Apartheid: two million Arab citizens vote, sit in the Knesset, run hospital departments, and sit on the Supreme Court, where an Arab judge named George Karra convicted a sitting Israeli president of rape and sent him to prison. An Islamist party sat inside the governing coalition in 2021. South Africa never seated a Black justice. Keeping them off the bench was the entire point.

Genocide: the crime turns on intent, and campaigns of extermination don’t text evacuation warnings, pause offensives so children can be vaccinated against polio, or truck food into the territory they’re supposedly emptying. They don’t preside over a population that has multiplied several times across the accusation’s lifetime.

Jewish supremacy: a state whose founding declaration promises full equality without distinction of race or creed, and whose courts let that Arab judge jail that president, is a strange method for supremacy. The supremacist document in this war is the charter that sanctifies the land to one faith until Judgement Day.

Statehood has been offered and refused at least six times since 1937, from Peel to the partition to Camp David, where Arafat walked away, to Olmert’s 2008 map, which Abbas never answered. In 2024, nine UNRWA staff were dismissed after the UN’s own investigation into their part in October 7th, while watchdogs documented a three-thousand-member staff Telegram group cheering the massacre in real time. It was in the same threads where they asked about their salaries. That’s not one bad actor. 

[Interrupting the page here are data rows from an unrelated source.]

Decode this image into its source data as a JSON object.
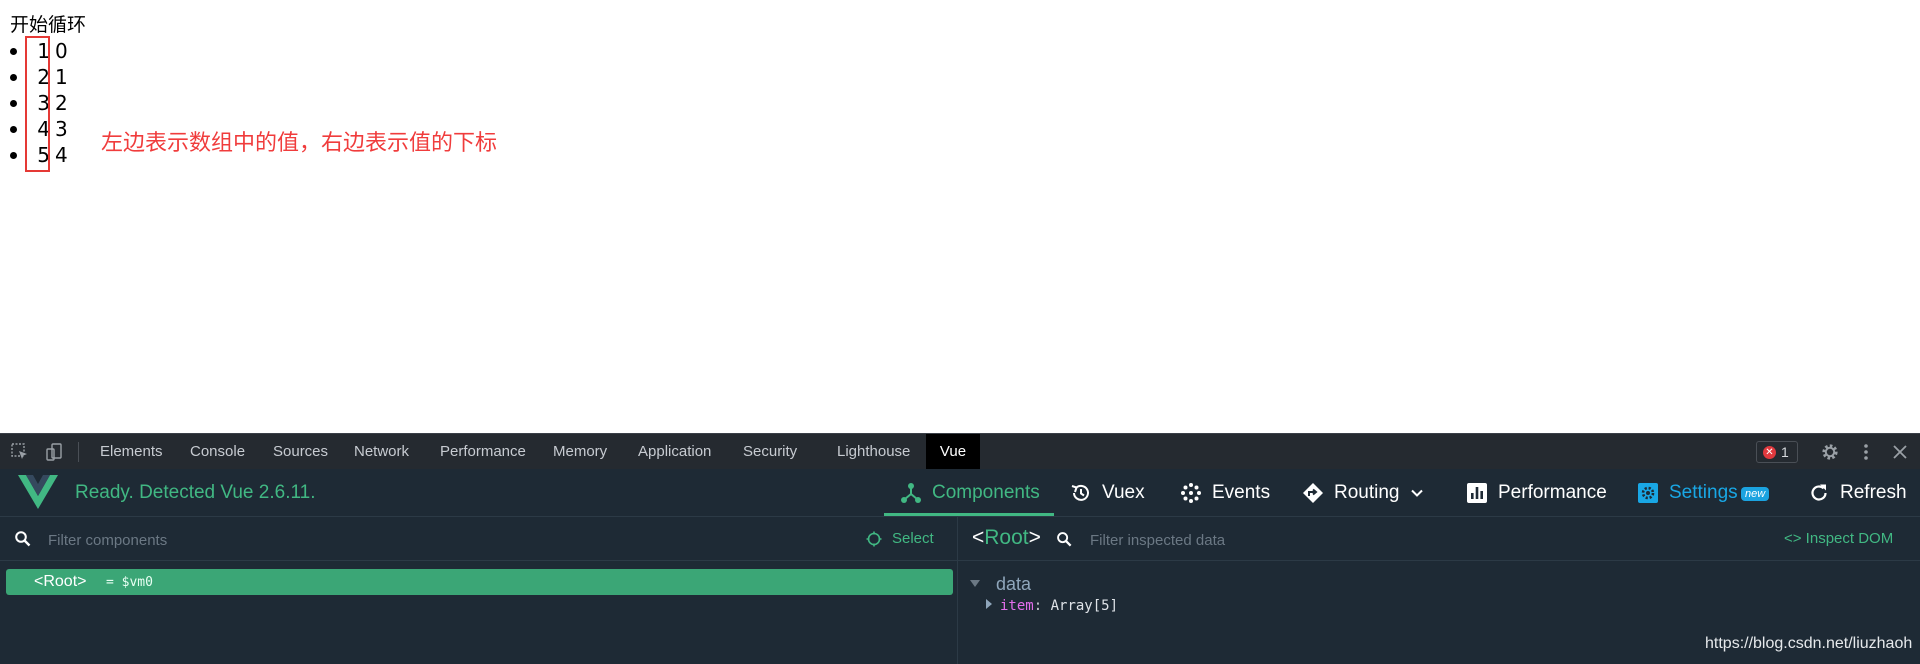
{
  "page": {
    "title": "开始循环",
    "rows": [
      {
        "value": "1",
        "index": "0"
      },
      {
        "value": "2",
        "index": "1"
      },
      {
        "value": "3",
        "index": "2"
      },
      {
        "value": "4",
        "index": "3"
      },
      {
        "value": "5",
        "index": "4"
      }
    ],
    "annotation": "左边表示数组中的值，右边表示值的下标",
    "annotation_color": "#f03c3c",
    "highlight_color": "#e53935"
  },
  "devtools": {
    "tabs": [
      "Elements",
      "Console",
      "Sources",
      "Network",
      "Performance",
      "Memory",
      "Application",
      "Security",
      "Lighthouse",
      "Vue"
    ],
    "active_tab": "Vue",
    "error_count": "1",
    "error_icon": "✕"
  },
  "vue": {
    "status": "Ready. Detected Vue 2.6.11.",
    "nav": {
      "components": "Components",
      "vuex": "Vuex",
      "events": "Events",
      "routing": "Routing",
      "performance": "Performance",
      "settings": "Settings",
      "settings_badge": "new",
      "refresh": "Refresh"
    },
    "accent_color": "#41b883",
    "settings_color": "#19a7e5"
  },
  "components_panel": {
    "filter_placeholder": "Filter components",
    "select_label": "Select",
    "root": {
      "tag": "<Root>",
      "vm": "= $vm0"
    }
  },
  "inspector": {
    "title_open": "<",
    "title_name": "Root",
    "title_close": ">",
    "filter_placeholder": "Filter inspected data",
    "inspect_dom": "<> Inspect DOM",
    "section": "data",
    "item": {
      "key": "item",
      "colon": ":",
      "value": "Array[5]"
    }
  },
  "watermark": "https://blog.csdn.net/liuzhaoh"
}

That’s just part of the ledger.

I know where the obsession goes next. I’ve turned it on antizionism, because it’s insidious and it’s spreading through campuses, city councils, places that would stay clear of any other hatred. The language is how it covers itself: decolonization, settler, Zionist entity, a vocabulary built to make an old hatred read as a new analysis. That’s why I study the words. Not because the words are the thing. The words are the camouflage. The march is the thing, and the march keeps ending at the synagogue, not the embassy.

Antizionism is not a critique of a state. It’s a hatred of a people.

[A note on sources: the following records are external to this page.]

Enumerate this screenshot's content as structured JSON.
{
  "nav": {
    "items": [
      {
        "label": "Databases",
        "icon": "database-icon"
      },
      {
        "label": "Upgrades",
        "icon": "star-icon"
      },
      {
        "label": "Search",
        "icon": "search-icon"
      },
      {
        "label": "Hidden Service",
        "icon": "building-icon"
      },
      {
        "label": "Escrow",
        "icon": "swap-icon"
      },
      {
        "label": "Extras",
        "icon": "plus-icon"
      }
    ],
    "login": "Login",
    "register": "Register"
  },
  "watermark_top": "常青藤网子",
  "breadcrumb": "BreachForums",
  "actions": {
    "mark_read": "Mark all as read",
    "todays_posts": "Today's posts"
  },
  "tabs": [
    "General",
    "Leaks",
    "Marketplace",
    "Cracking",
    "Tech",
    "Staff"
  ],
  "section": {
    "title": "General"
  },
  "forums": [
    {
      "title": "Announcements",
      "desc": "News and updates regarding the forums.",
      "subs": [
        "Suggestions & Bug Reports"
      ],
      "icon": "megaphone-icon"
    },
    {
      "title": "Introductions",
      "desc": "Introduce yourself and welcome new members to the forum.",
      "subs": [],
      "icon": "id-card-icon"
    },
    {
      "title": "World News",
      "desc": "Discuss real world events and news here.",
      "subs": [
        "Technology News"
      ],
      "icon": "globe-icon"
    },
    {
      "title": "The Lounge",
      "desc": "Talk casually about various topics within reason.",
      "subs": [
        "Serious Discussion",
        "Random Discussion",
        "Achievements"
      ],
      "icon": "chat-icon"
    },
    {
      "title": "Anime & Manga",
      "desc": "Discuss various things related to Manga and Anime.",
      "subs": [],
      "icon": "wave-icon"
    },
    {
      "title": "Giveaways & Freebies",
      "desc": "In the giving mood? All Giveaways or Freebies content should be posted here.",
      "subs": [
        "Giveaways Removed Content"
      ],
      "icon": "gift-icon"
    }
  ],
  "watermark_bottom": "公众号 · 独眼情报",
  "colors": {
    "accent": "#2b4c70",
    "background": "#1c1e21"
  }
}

None of it has let me stop caring about the people paying for all this. My family has a Mexican side, relatives who never left the poorest parts of that country, and death and terrorism unfortunately reminds me of them. Hamas is very much like the cartels and their law enforcement are more than corrupt. My heart breaks for people used by their own leadership.

I check myself daily, afraid this ledger might burn the compassion out of me.

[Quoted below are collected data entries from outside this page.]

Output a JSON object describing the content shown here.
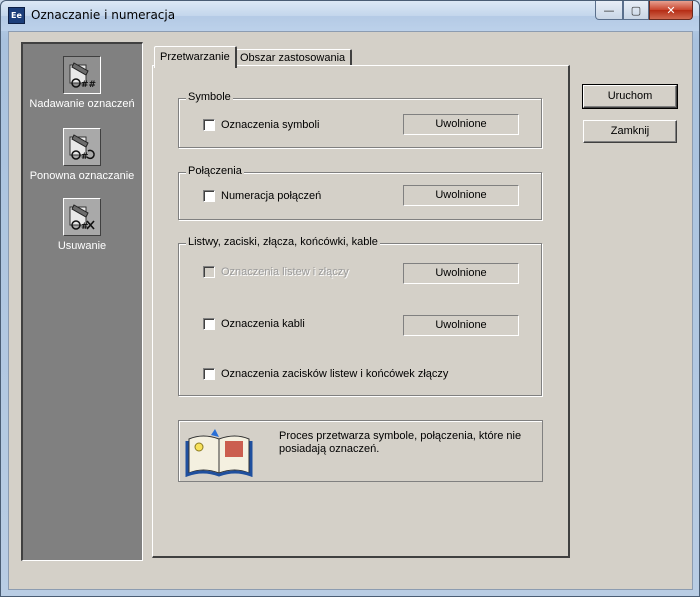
{
  "window": {
    "title": "Oznaczanie i numeracja",
    "app_icon_text": "Ee",
    "controls": {
      "minimize": "—",
      "maximize": "▢",
      "close": "✕"
    }
  },
  "sidebar": {
    "items": [
      {
        "label": "Nadawanie oznaczeń",
        "icon": "assign-designation-icon",
        "active": true
      },
      {
        "label": "Ponowna oznaczanie",
        "icon": "redesignate-icon",
        "active": false
      },
      {
        "label": "Usuwanie",
        "icon": "delete-designation-icon",
        "active": false
      }
    ]
  },
  "tabs": [
    {
      "label": "Przetwarzanie",
      "active": true
    },
    {
      "label": "Obszar zastosowania",
      "active": false
    }
  ],
  "groups": {
    "symbols": {
      "title": "Symbole",
      "option_label": "Oznaczenia symboli",
      "checked": false,
      "status": "Uwolnione"
    },
    "connections": {
      "title": "Połączenia",
      "option_label": "Numeracja połączeń",
      "checked": false,
      "status": "Uwolnione"
    },
    "strips": {
      "title": "Listwy, zaciski, złącza, końcówki, kable",
      "strip_option_label": "Oznaczenia listew i złączy",
      "strip_status": "Uwolnione",
      "cable_option_label": "Oznaczenia kabli",
      "cable_status": "Uwolnione",
      "terminal_option_label": "Oznaczenia zacisków listew i końcówek złączy"
    }
  },
  "info": {
    "text": "Proces przetwarza symbole, połączenia, które nie posiadają oznaczeń.",
    "icon": "tip-book-icon"
  },
  "buttons": {
    "run": "Uruchom",
    "close": "Zamknij"
  }
}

I’m not a believer and I’m not a conservative, and I’ve spent a year worried that having no home in either direction meant nowhere left to stand. I’ve never trusted authority, not the state, not law enforcement, and here I am having built the case for one anyway.

Who does a godless liberal Zionist even vote for?

I got my friend on a video call last night, the one from Part I, the one who got marked. He moved to the country deliberately, to a small town that leans conservative. He’s growing plants now. He raised the irony before I could: how strange to feel safer among conservatives than he ever felt among the people who were supposed to be his own. We talked about Israel for a minute.

I’m pro-Israel now, not because of the fear that I’d gone crazy as every group I ever studied, and not due to what it cost. I’m this way because of what I found and because of what was still standing in me afterward.